The second week went a little more smoothly. Andy went to see Allie again, they had dinner with the Thorensens a couple of times. Andy saw Brad again, on Saturday. And Chloe came home from the hospital on Sunday, six weeks after the accident that had almost killed her.
Trygve drove her home, and Bjorn was waiting for them with big signs everywhere, and bouquets of flowers he had picked from their garden. He had baked a cake for her with Trygve the night before, and he made her lunch himself that day, peanut butter and jelly sandwiches, his favorite, and the S'Mores he had learned to make at camp. It was a wonderful homecoming for Chloe. Even Nick had come home from college for the long weekend. And he had given up his room to his sister.
Page and Andy had come by to see her too, after she'd settled in. She was lying on the couch in the living room by then, not looking very comfortable, but extremely happy. She still had quite a lot of pain, but she was trying not to overdo the pain medicine. She didn't want to get hooked on any of it, and she tried to cope with it by distraction.
Jamie Applegate had come to see her that afternoon too, and he looked suddenly awkward when he arrived. He had visited her a lot in the hospital, and he'd gotten used to seeing her there, but seeing her at home for the first time suddenly reminded him of how dishonest they had been when they had snuck away for the date that had injured her and Allyson, and killed Phillip. It seemed to bring back all of it, for both of them, and they talked quietly for a long time, in the living room, while Bjorn and Trygve and Page and Andy sat in the kitchen.
It was a happy, easy day. For the moment, the worst was over. She might have to be operated on again, the doctor thought it was likely that she would. But she would never be in danger again, or in as much pain, or as severely incapacitated as she still was now. Now it was a matter of repairing the damaged limbs, but not of surviving.

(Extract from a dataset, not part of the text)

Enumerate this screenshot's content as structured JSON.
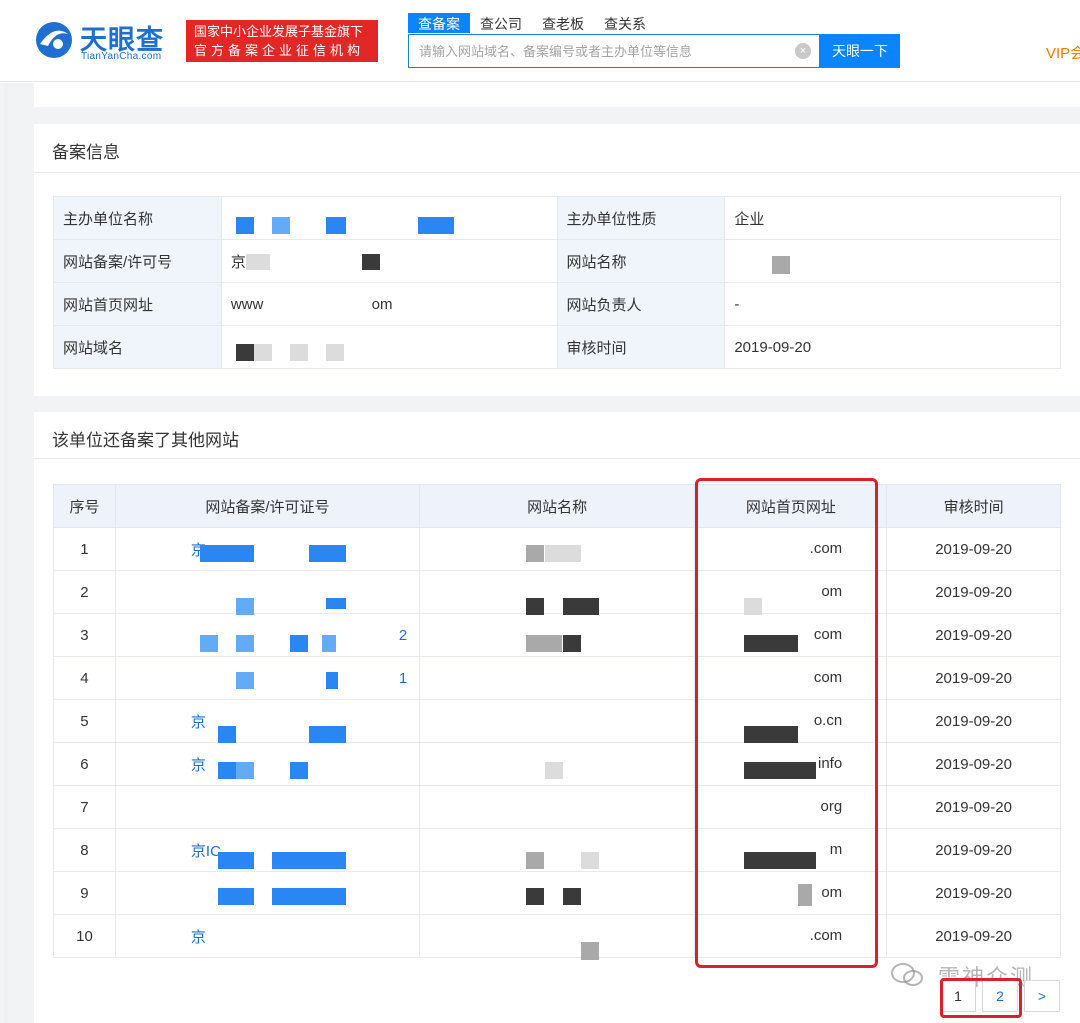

She looked pretty and young as she lay on the couch in the living room, covered by a pink blanket Page had given her. It was cashmere, and soft, and she fingered it unconsciously as she and Jamie talked about Allie and Phillip.
“It seems weird, doesn't it?” Chloe said sadly as she looked at him. “I can't call her …you can't call him … it makes me feel so lonely sometimes,” she said sadly, her big eyes looking up at him as he nodded. Chloe had helped him a lot, she talked about the things that he wouldn't have dared to say, about the accident and what she was feeling. Because she was a girl, it seemed okay to her, and it somehow gave him permission to vent the guilt and the anguish he felt for surviving the accident unscathed by the cruel hand of fate that had touched the other three. He was still having trouble with it, and seeing a therapist from time to time to help him get over the inevitable guilt he felt. He had even gone to a group of people who had survived plane crashes, and fires, and accidents, but lost members of their families and friends. It had been a great relief to talk to them, and he had told Chloe all about it.
“So what are we going to do today?” Jamie asked eventually. They had become close friends in the past six weeks, and he thought he knew everything about her. The kind of music she liked, her favorite actors and actresses and movies, the friends she really loved, and the people she hated, the kind of house she wanted to live in when she grew up, how many children she thought she'd like to have, where she wanted to go to college. They talked about everything, from the trivial to the important.
“I don't know,” she said, teasing him, “I thought maybe we'd go dancing.” She hadn't lost her sense of humor through it all, and he took her hand gently and looked at her, after she said it.
“We will one day. I promise you that, we'll go in a great big limousine, like to a prom, and we'll go somewhere and dance all night,” he promised with a look of determination. He was serious, and she was touched by the intensity of his feelings. She liked him a lot too, he had come to mean a lot to her in the past weeks. In an odd way, he had almost come to take the place of Allie. If anyone had asked, she would have said they were best friends now. In a way, they were more than that, and they both knew that too, but they didn't say it in words. They had just come to count on each other. In a funny way, not unlike Page and Trygve.